Bouchara (ex-Eurodif) était la solderie de la rue Nationale

Publié le par angeline351

Bouchara (ex-Eurodif) était la solderie de la rue Nationale

Le 3 e grand magasin historique de la rue Nationale, ouvert en 1972, vient de changer son enseigne Eurodif pour celle de Bouchara. Coup d’œil dans le rétro.

Le samedi 5 août, le magasin Eurodif de Tours, situé au milieu de la rue Nationale, a troqué son enseigne pour celle de Bouchara comme l'auront fait cinquante-sept magasins entre début juillet et la mi-septembre en France.

Cette nouvelle marque à Tours (*) n'entraîne pas de gros changements, les deux noms appartenant au groupe brestois, Ominium, excepté un nouvel aménagement des deux niveaux. C'est toujours le même personnel (vingt-deux employés) et « ce sont les mêmes produits dégriffés Bouchara, aux mêmes prix, sauf que la gamme s'est agrandie. Il y a toujours le vase à cinq euros, mais en plus un autre à quatre-vingt-dix euros, toujours le petit voilage à 10,90 € et les mouchoirs en tissu », explique la directrice Dominique Lascar, qui travaille ici depuis l'âge de 16 ans.

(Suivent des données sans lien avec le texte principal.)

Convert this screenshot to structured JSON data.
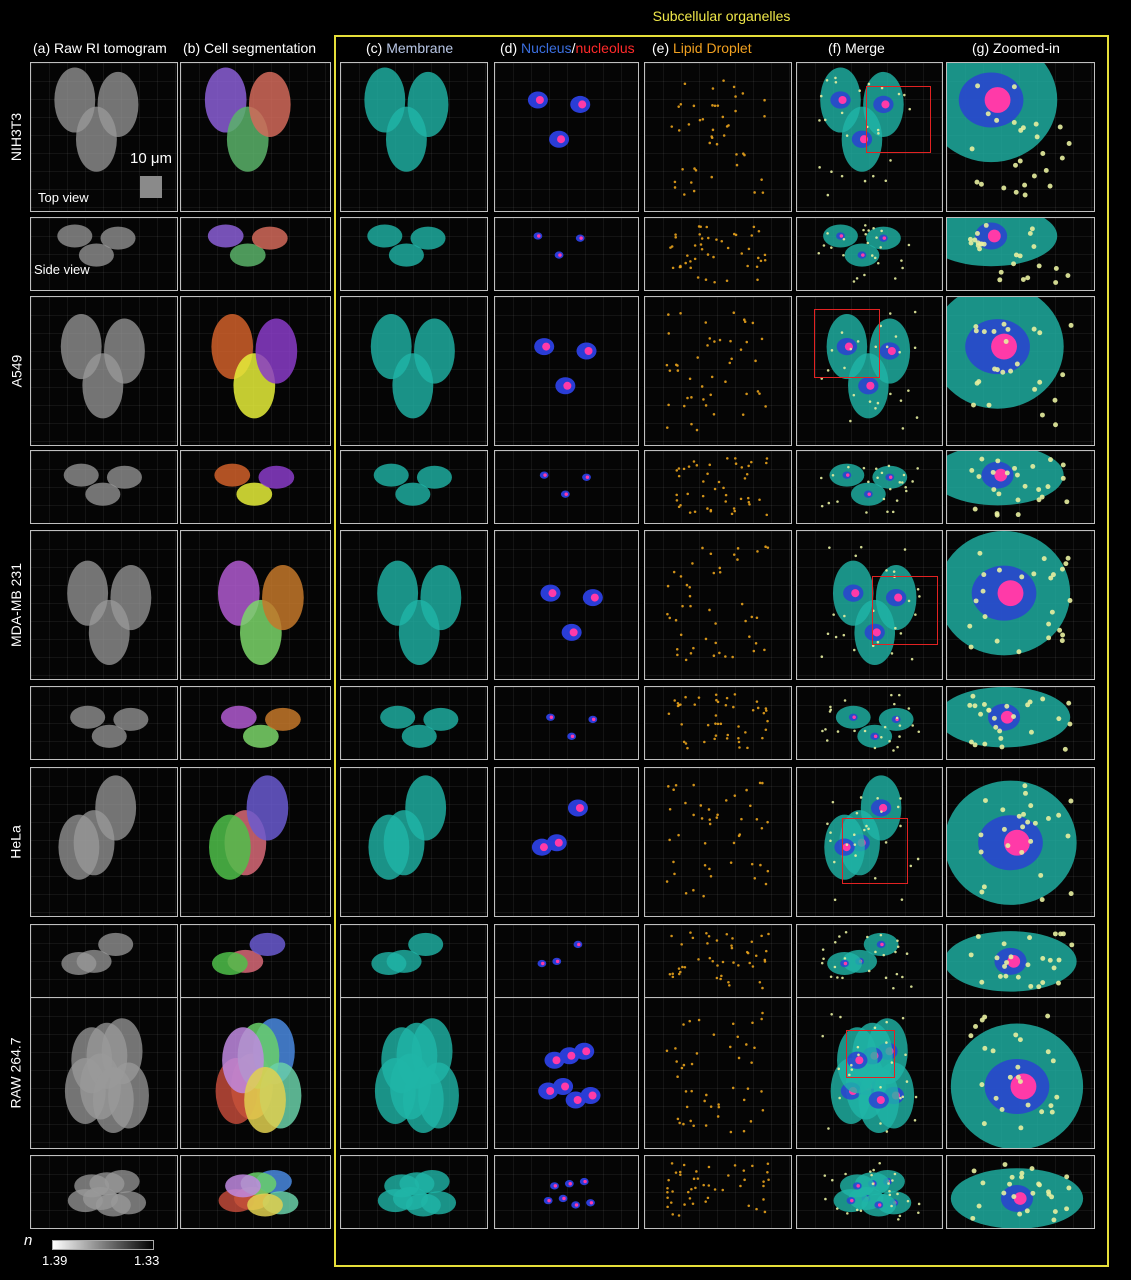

Michèle est là depuis 41 ans, Carole depuis 39 ans

« Le magasin se recentre sur le bien-être à la maison », explique toutefois Stéphane Beauccamp, directeur commercial pour la France.
« C'est mon oncle, Robert Lascar, qui en 1972, a ouvert au même emplacement qu'aujourd'hui, L'Européenne de distribution, une solderie avec des lots et des bonnes affaires à faire, qui vendait des fringues populaires et un peu de linge. Elle attirait autant les Tourangeaux modestes que les bourgeois. Ma mère Simone y a ajouté un petit magasin pour la maison, quand nous sommes arrivés de Rennes, en 1979, là où il y a Burton. C'est notamment elle qui a lancé les tissus. Autrefois, ce n'étaient pas de simples rideaux dans les maisons, il y avait tout ce qui allait avec. Et il n'y avait pas encore de couettes, mais des couvre-lits et des couvertures », se souvient Dominique Lascar.
Et puis, au début des années 1980, l'oncle vend le magasin à un cousin, et L'Européenne devient Eurodif. « Ce qui a signé la fin de la solderie, nous avons fait des produits suivis plutôt tendances, au bon prix. Je suis arrivée à ce moment-là, en 1983. On peut dire que j'ai connu l'euphorie de bonnes affaires que les gens s'arrachaient littéralement. » 
Le magasin de la rue Nationale fermera cependant pendant deux ans, avec une réouverture en décembre 1994. Le temps de tout raser – sauf la façade de la rue Nationale – et de reconstruire, en s'agrandissant côté rue Gambetta, la surface de vente étant doublée et affichant 1.400 mètres carrés, auxquels il faut en ajouter six-cents autres, pour les réserves. Des réserves en sous-sol sur lesquelles règne Bertrand depuis 25 ans.
« Ici les employés ont fait et font leur carrière. Pour les plus anciens, Michèle est là depuis 41 ans, Carole depuis 39 ans. Il n'y a pas de turn over. Et notre spécificité est de laisser les gens au même rayon. Ils sont des spécialistes, comme Christine à l'art de la table, Jasmine au linge, Corinne et Isabelle à la mercerie. Ou encore Zoulika pour la décoration. Nous sommes un des rares magasins à avoir un vrai service d'accompagnement des clients. Pour les tissus, nous allons voir avant comment est la maison, ensuite nous installons les rideaux. C'est du sur-mesure », précise Dominique Lascar, qui avoue avoir deux passions, son fils Joshua, 21 ans, et son métier. 
« J'aime le relationnel avec les clients, le travail d'équipe, la mise en place. Ca bouge tout le temps ici », conclut celle qui se définit comme « une râleuse au cœur tendre ».

(*) Il y a eu autrefois un magasin Bouchara rue Marceau.